An ardent yearning for peace marked Israel’s long period of waiting for the first coming of Christ. A tiny nation wedged between huge and ambitious empires, Israel was at the mercy of larger nations constantly vying for superiority. Wars were almost constant, many with devastating consequences for the people of Israel. For much of its existence, Israel lived under the sovereignty of larger nations and was unable – and sometimes unwilling – to secure freedom and peace for its people. Naturally the people grew weary of war, weary of the divisions that had torn their country apart, weary of the instability of a world where power and might prevailed and the weak and powerless suffered constant oppression.
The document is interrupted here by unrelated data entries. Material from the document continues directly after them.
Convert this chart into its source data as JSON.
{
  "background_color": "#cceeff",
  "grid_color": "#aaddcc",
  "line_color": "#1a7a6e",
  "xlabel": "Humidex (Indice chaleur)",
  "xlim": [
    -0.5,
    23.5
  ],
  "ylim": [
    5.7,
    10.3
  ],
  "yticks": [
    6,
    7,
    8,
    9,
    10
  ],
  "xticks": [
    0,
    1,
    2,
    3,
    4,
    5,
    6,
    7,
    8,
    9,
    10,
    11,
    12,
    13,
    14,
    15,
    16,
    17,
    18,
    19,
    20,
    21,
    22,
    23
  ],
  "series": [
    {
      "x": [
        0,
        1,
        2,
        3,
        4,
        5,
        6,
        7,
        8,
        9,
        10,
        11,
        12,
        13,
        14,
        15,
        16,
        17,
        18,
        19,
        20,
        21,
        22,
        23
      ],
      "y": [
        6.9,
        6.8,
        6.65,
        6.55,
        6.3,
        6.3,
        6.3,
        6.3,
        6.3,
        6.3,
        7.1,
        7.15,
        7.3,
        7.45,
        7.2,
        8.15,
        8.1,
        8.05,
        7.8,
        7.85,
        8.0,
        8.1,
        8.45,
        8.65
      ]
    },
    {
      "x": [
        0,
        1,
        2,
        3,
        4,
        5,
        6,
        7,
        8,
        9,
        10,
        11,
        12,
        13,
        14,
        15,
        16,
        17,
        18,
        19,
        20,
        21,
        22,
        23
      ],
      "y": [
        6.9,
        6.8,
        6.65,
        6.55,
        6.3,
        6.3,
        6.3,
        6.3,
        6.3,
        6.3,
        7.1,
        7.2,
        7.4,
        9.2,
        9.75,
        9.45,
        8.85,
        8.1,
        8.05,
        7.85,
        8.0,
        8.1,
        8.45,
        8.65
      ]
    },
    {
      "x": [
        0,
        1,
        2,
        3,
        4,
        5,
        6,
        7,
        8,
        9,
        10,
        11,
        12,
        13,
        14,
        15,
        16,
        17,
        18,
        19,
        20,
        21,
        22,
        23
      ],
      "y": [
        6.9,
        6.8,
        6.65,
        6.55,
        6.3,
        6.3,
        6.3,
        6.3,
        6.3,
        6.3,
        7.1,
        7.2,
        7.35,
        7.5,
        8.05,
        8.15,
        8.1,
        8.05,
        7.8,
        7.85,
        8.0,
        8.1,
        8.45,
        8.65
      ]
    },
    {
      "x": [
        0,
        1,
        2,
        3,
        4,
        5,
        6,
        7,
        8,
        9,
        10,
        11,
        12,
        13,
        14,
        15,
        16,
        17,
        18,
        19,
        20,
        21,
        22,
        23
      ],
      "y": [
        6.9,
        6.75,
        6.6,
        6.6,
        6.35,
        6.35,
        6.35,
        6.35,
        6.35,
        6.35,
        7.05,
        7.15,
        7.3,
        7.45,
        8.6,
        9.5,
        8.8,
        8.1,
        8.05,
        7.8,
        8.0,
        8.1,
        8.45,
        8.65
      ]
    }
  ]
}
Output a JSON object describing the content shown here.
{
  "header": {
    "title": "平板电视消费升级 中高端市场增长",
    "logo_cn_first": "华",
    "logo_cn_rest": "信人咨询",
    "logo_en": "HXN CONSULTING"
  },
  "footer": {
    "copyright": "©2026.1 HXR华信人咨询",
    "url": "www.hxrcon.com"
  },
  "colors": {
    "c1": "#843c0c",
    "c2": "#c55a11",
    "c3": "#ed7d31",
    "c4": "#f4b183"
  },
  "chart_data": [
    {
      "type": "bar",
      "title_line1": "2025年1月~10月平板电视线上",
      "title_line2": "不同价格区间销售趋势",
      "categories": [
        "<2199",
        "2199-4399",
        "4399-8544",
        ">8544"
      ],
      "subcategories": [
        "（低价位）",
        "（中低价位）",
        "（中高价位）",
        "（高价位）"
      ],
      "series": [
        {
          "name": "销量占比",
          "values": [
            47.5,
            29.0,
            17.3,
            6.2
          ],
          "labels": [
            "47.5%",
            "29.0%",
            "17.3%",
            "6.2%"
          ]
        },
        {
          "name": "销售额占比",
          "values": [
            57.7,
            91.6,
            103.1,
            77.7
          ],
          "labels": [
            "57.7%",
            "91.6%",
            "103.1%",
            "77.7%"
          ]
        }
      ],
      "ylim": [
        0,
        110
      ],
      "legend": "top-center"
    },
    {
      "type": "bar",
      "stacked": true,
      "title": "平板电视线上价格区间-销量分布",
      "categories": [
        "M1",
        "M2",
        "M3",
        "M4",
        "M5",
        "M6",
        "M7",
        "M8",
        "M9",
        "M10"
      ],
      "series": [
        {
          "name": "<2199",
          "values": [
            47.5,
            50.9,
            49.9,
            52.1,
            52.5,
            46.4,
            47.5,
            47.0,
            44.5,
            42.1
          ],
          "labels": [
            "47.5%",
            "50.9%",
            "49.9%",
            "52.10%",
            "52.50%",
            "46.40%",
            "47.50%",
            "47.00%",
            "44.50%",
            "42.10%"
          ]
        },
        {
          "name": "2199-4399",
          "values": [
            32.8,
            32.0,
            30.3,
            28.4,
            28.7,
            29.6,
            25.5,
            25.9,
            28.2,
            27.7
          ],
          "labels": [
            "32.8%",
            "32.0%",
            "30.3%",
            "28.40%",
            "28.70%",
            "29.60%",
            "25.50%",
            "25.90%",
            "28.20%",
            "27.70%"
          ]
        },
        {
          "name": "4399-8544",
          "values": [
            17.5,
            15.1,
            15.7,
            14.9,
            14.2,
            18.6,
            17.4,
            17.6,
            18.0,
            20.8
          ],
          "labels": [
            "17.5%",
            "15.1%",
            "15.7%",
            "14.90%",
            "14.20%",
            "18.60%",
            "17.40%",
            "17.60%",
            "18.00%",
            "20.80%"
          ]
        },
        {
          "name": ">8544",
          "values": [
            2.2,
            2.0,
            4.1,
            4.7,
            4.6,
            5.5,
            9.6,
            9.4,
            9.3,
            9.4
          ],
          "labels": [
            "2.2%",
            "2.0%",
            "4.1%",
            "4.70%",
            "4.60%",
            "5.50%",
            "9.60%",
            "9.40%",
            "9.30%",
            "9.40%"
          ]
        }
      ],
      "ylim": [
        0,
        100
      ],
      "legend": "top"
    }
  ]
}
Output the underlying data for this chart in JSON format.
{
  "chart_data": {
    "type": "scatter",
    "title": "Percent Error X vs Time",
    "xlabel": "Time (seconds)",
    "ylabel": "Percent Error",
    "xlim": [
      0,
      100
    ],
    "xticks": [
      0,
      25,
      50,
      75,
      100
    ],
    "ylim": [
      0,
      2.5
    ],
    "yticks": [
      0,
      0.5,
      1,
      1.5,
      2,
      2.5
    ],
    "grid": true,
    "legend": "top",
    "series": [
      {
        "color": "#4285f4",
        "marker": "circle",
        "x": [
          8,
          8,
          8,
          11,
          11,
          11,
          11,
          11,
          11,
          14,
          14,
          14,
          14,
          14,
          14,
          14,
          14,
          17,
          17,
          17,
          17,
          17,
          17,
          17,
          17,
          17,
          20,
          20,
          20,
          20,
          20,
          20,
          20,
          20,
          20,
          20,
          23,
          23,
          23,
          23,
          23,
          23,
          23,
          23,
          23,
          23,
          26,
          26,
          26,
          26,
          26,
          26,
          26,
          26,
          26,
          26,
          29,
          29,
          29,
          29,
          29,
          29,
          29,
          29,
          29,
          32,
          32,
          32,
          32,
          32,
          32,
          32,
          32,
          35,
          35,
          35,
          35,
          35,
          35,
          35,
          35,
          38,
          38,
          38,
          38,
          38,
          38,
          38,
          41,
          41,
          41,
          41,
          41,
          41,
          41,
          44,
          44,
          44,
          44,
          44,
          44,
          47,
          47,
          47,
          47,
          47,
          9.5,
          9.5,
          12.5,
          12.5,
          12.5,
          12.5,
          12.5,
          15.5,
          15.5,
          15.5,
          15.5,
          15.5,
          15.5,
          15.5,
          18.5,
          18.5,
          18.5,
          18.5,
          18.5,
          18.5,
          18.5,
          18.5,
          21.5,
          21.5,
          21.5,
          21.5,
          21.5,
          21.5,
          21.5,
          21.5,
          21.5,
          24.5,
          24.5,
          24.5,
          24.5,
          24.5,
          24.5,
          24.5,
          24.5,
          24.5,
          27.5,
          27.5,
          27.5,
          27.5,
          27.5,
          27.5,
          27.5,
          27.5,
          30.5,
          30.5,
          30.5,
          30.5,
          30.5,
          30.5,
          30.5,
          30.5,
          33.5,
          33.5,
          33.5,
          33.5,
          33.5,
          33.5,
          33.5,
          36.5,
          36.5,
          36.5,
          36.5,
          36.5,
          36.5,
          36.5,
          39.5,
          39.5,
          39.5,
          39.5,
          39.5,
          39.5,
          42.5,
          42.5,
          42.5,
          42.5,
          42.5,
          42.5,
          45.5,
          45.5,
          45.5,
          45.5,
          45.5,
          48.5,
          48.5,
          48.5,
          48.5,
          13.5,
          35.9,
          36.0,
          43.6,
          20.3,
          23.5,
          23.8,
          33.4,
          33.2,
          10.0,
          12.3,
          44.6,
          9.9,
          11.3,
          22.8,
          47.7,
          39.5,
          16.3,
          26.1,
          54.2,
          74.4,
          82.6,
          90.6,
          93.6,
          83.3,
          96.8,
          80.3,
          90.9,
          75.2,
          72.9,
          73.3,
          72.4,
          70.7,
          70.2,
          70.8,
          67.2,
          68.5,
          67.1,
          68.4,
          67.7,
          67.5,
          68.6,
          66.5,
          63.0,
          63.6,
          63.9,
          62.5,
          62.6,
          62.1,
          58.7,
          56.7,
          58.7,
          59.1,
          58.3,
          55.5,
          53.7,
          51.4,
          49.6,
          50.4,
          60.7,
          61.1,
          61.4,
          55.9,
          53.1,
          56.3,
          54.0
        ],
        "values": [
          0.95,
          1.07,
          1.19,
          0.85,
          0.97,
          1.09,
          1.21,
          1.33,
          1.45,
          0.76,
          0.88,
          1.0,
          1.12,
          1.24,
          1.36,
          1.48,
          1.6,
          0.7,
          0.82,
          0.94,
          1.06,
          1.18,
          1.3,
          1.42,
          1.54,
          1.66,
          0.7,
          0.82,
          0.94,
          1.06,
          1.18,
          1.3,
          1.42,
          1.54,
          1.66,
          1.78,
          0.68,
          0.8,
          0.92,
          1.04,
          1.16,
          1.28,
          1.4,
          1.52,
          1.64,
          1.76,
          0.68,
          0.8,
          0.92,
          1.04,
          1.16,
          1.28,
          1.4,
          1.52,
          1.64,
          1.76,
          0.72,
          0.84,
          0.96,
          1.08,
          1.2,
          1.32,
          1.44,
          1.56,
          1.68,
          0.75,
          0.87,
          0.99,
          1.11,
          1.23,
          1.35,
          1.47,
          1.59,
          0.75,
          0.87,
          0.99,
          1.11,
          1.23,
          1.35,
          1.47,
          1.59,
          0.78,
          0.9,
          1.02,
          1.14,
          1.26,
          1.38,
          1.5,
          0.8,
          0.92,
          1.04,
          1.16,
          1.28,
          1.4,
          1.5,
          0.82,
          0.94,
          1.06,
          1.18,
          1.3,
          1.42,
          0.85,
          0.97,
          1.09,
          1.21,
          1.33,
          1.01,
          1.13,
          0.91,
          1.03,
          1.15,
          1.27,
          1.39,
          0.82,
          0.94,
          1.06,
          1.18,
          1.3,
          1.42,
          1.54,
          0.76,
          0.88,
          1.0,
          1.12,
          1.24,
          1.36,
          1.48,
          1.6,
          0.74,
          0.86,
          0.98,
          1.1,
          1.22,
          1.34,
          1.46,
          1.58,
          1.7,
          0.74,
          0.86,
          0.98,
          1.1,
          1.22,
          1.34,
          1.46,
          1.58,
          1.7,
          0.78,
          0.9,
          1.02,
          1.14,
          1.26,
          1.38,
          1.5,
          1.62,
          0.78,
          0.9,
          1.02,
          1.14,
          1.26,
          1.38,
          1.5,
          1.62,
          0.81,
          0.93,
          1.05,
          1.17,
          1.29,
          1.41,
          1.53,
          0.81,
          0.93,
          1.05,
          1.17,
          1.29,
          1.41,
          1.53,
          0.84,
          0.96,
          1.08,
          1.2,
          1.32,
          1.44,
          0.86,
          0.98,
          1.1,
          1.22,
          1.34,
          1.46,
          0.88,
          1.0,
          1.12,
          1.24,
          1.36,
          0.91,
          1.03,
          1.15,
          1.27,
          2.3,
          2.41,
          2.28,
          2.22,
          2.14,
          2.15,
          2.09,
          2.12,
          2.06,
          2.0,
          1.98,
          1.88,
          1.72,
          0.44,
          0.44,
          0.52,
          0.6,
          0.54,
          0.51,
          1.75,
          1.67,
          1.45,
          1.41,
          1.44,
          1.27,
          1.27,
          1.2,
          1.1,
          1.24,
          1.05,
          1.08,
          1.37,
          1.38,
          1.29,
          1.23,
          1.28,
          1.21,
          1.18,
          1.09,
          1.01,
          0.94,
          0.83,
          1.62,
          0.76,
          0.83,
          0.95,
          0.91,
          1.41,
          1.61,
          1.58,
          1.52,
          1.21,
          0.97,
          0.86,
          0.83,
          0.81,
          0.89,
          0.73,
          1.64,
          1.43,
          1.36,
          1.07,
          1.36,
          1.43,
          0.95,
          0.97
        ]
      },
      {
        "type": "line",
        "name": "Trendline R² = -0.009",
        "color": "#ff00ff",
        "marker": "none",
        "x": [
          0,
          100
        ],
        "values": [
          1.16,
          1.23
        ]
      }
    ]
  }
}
However, the people of Israel knew that the God they worshipped was a God who had heard the cries of their ancestors when they lived as slaves in Egypt, and who intervened to relieve their oppression. They knew that God could not remain indifferent to their plight, for he is the Lord of history who ‘puts forth his arm in strength and scatters the proud-hearted; brings down the powerful from their thrones and raises up the lowly; fills the starving with good things, and sends the rich away empty’ (Lk 1:51-53). So they hoped and they dreamed. They dreamed of a time when their God would decisively enter the world and bring an end to war and suffering, when he would finally establish his reign of peace and justice on earth and restore all creation to what he intended it to be. They dreamed of a time when the divisions that had torn their people apart would be healed and they would be united as God’s chosen people in a world at peace. This dream – this hope – is poignantly evoked by Isaiah in our first reading today. Isaiah envisions a time when Israel’s God will once again intervene decisively to ‘wield authority over the nations and adjudicate between many peoples who will hammer their swords into ploughshares, their spears into sickles. Nation shall not lift up sword against nation and there will be no more training for war’ (Is 2:4). Â
Two and a half millennia later, these words of Isaiah still resonate with us as we long for a world where war will be no more. Despite the coming of Christ and his inauguration of God’s universal reign of Love, justice and peace on earth, Isaiah’s vision of a world at peace under God is still far from being a reality. We have not yet learned how to live as children of a loving Father and brothers and sisters of Jesus Christ. We inhabit a world where ‘the madness of war’ (Fergal Keane) tears asunder the thin fabric of civilisation, yielding an unholy harvest of destruction and misery. Almost daily we are bombarded with images of Putin’s senseless war on the people of Ukraine. And, sadly, this is only one of several wars afflicting our world. According to a recent UN Report there are 27 wars being waged currently, affecting the lives of 3.2 billion people. Many of these conflicts are causing much greater loss of life and human misery than the war in Ukraine.
So, as we await Christ’s second coming, we continue to dream Isaiah’s dream of a world where war is no more – the dream echoed by Pope Paul VI in his historic address to the United Nations on 4 October 1965 when he said: ‘No more war, war never again’. We long for that day when, to echo the words of St Paul in today’s second reading, the night of war and misery will be over and it will soon be daylight. We yearn for the day when we will ‘throw off everything that belongs to the darkness and equip ourselves for the light’ (Rom 13:12).
These words of Paul remind me of the familiar story of a wise old Rabbi who instructed his students by asking questions. He asked them: ‘How can a person tell when the darkness ends and the day begins?’ After thinking for a moment, one student replied, ‘It is when there is enough light to see an animal in the distance and be able to tell if it is a sheep or a goat’. Another student ventured, ‘It is when there is enough light to see a tree, and tell if it is a fig or oak tree.’ The old Rabbi then spoke, ‘No. It is when you can look into the face of a stranger and recognise him or her as your sister or brother. For if you cannot recognise in another’s face the face of a sister or brother, the darkness has not yet begun to lift, and the light has not yet come’.
So we pray: Come Lord Jesus and let the light of your love lift the darkness from our hearts and from our world. Amen.